After a thorough investigation, the American justice refused to prosecute Woody Allen while judging his conduct "inappropriate", the social services of New York having concluded that there was no sexual abuse on Dylan. The case ended in a restriction of the filmmaker's visiting rights with regard to his children. Since the last court intervention in the case in 1995, no further charges have been laid against the filmmaker; and it is only because Dylan and Ronan Farrow seized the context of #MeToo to put the accusation against their father in full media light that it reappeared, without there being the least new element since justice has closed the case. In defending Woody Allen, therefore, it is not a matter of claiming that his talent would place him above justice. On the contrary, it is a matter of remembering that being subject to justice also means enjoying the right to be found innocent; that an artist, like others, has the right to the protection of justice and to the presumption of innocence; and that suffering, anger and indignation do not give all rights and place no one above justice either.

Being subject to justice also means enjoying the right to be found innocent. And an artist has, like the others, the right to the protection of justice and to the presumption of innocence.

Everyone is obviously free to think, knowing nothing more about this case than what the American justice system has had to know about it, that it was wrong. Everyone has the right to think that Woody Allen's private life is disgusting and that the filmmaker is a bastard. The fact remains that, in the eyes of justice, he is an innocent man. The amalgamation with Roman Polanski, condemned by the American justice after having been accused of rape on a 13 year old child and who partially acknowledged the facts, and in addition accused of rape and sexual assault by several minor women at the time of the facts, is therefore completely untrue. As Woody Allen said in an interview for the release of his latest film, "I was once accused in my life by one person. "There was a serious investigation by two judges who together concluded that it made no sense." Which does not prevent, on social networks, people who are completely ignorant of the affair from describing him as a serial pedophile who "sodomizes toddlers" ...

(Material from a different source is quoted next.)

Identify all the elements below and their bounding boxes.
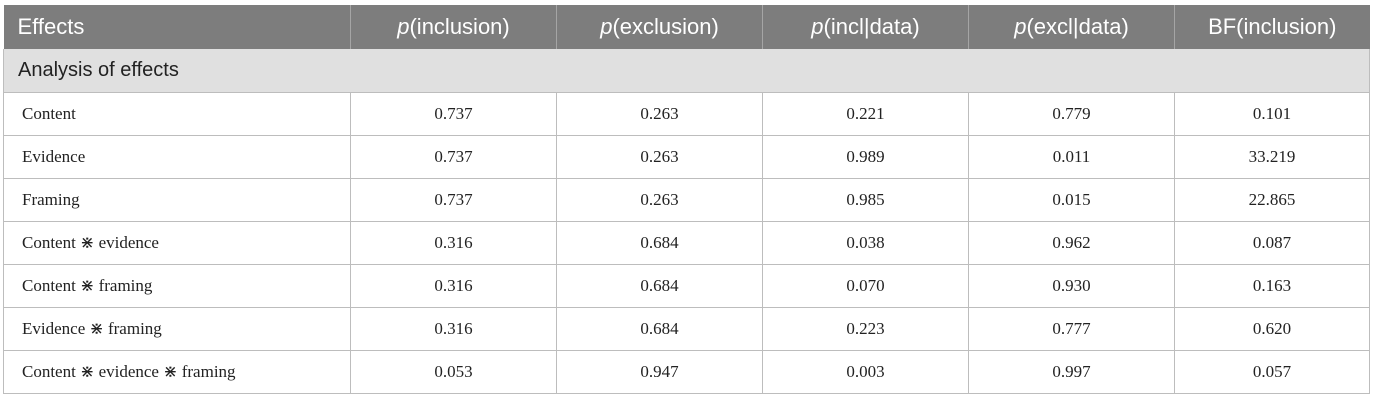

Wanting to deprive someone whose justice has deemed them innocent of the right to have their word heard, while their accusers are free to continue accusing them of what they deny having committed, is not only an injustice blatantly, it is a frightening decline in our freedoms. If the court of public opinion is granted the right to decide, on subjective and fluctuating moral criteria, who has the right to speak or not, who does not see that one sets in motion a gear which can only inexorably crush, retreat after retreat, commercial cowardice of a publisher too cautious after commercial cowardice, the fundamental right to freedom of speech? Many have reacted to Hachette's retreat with a shrug, either that they say that Woody Allen has only to self-meditate, or that they think, out of antipathy for the character, that it is good made for him. Rather than these short-sighted reactions, Stephen King's lucidity is preferred when he writes: “Hachette's decision to drop Woody Allen makes me very uncomfortable. It's not him, I don't care about Mr. Allen. What worries me is who will be muzzled next time. ”

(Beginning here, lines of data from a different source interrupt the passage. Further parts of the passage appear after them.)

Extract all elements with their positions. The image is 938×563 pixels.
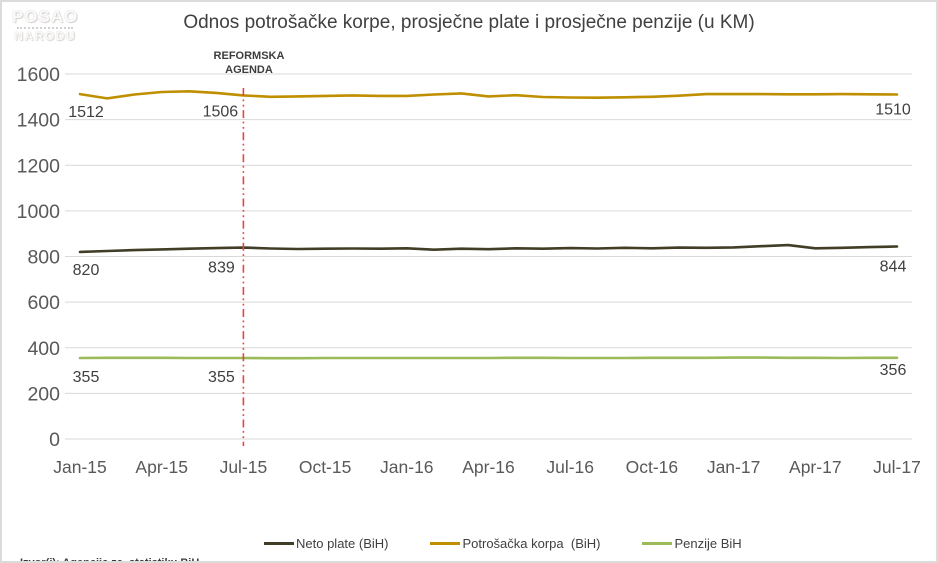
- data-label: 820: [73, 262, 100, 279]
- x-tick-label: Jul-17: [873, 457, 921, 477]
- data-label: 1510: [875, 102, 911, 119]
- data-label: 1512: [68, 104, 104, 121]
- data-label: 355: [73, 369, 100, 386]
- source-note: Izvor(i): Agencija za statistiku BiH, PI…: [20, 523, 203, 563]
- data-label: 839: [208, 260, 235, 277]
- reform-agenda-line1: REFORMSKA: [213, 50, 285, 62]
- y-tick-label: 1400: [17, 110, 61, 132]
- logo-text-narodu: NARODU: [14, 29, 77, 43]
- y-tick-label: 1200: [17, 155, 61, 177]
- y-axis-labels: 0 200 400 600 800 1000 1200 1400 1600: [17, 64, 61, 451]
- data-label: 1506: [203, 103, 239, 120]
- legend: Neto plate (BiH) Potrošačka korpa (BiH) Pe…: [264, 536, 742, 551]
- y-tick-label: 0: [49, 429, 60, 451]
- x-tick-label: Jan-15: [53, 457, 107, 477]
- legend-item-0: Neto plate (BiH): [264, 536, 388, 551]
- series-line-1: [78, 90, 899, 100]
- legend-item-2: Penzije BiH: [642, 536, 742, 551]
- x-tick-label: Apr-15: [135, 457, 188, 477]
- y-tick-label: 400: [27, 338, 60, 360]
- reform-agenda-annotation: REFORMSKA AGENDA: [189, 49, 309, 77]
- x-tick-label: Oct-16: [626, 457, 679, 477]
- gridlines: [65, 73, 912, 440]
- legend-label: Penzije BiH: [674, 536, 742, 551]
- legend-swatch: [642, 542, 673, 545]
- x-axis-labels: Jan-15 Apr-15 Jul-15 Oct-15 Jan-16 Apr-16 Jul-…: [53, 457, 921, 477]
- x-tick-label: Oct-15: [299, 457, 352, 477]
- y-tick-label: 800: [27, 247, 60, 269]
- x-tick-label: Jul-15: [220, 457, 268, 477]
- legend-swatch: [430, 542, 461, 545]
- legend-swatch: [264, 542, 294, 545]
- x-tick-label: Jan-17: [707, 457, 761, 477]
- y-tick-label: 1600: [17, 64, 61, 86]
- source-line1: Izvor(i): Agencija za statistiku BiH,: [20, 557, 203, 563]
- legend-label: Potrošačka korpa (BiH): [462, 536, 601, 551]
- series-line-2: [78, 356, 899, 360]
- legend-label: Neto plate (BiH): [296, 536, 389, 551]
- x-tick-label: Apr-16: [462, 457, 515, 477]
- x-tick-label: Jul-16: [546, 457, 594, 477]
- posao-narodu-logo: POSAO NARODU: [12, 8, 78, 43]
- legend-item-1: Potrošačka korpa (BiH): [430, 536, 600, 551]
- data-label: 844: [880, 258, 907, 275]
- x-tick-label: Apr-17: [789, 457, 842, 477]
- x-tick-label: Jan-16: [380, 457, 434, 477]
- series-line-0: [78, 243, 899, 254]
- chart-title: Odnos potrošačke korpe, prosječne plate …: [183, 12, 755, 33]
- y-tick-label: 600: [27, 292, 60, 314]
- data-label: 355: [208, 369, 235, 386]
- reform-agenda-line2: AGENDA: [225, 64, 273, 76]
- y-tick-label: 200: [27, 383, 60, 405]
- logo-dotted-divider: [17, 27, 74, 29]
- data-label: 356: [880, 362, 907, 379]
- data-labels: 820 839 844 1512 1506 1510 355 355 356: [68, 102, 911, 386]
- logo-text-posao: POSAO: [12, 7, 79, 26]
- y-tick-label: 1000: [17, 201, 61, 223]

If we do not resist this slope, will we soon come to trial, in the trials, to forbid the accused to defend themselves, on the pretext that their word would offend the victims?

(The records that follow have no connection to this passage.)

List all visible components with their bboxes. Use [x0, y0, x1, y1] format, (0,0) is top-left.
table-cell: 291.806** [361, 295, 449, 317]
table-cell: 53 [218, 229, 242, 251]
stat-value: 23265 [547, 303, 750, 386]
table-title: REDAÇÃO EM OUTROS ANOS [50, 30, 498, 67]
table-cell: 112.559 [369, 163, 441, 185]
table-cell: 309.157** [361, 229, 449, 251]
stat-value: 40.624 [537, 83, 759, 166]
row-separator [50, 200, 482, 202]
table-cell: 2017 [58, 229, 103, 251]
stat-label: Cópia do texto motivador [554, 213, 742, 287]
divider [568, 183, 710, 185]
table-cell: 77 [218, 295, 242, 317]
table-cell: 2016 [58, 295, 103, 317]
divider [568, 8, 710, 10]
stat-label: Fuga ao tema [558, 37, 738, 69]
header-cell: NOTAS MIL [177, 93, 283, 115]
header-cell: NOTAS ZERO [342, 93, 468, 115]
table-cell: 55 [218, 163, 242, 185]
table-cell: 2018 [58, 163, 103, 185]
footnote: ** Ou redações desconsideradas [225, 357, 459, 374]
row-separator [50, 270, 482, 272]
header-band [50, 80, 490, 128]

Ronan Farrow said Hachette's initial decision to publish Woody Allen was a testament to " lack of compassion for victims of sexual assault" . But the essential compassion for the victims cannot justify trampling on freedom of expression and justice, ignoring the right of the accused to make their views heard, and even more so when they have been cleared of the charges. brought against them. If we do not resist this trend, will we soon come to trial, in trials, to forbid the accused to defend themselves, on the pretext that their word would offend the victims? It is to this denial of the rule of law that the censorship of which Woody Allen is a victim opens the door.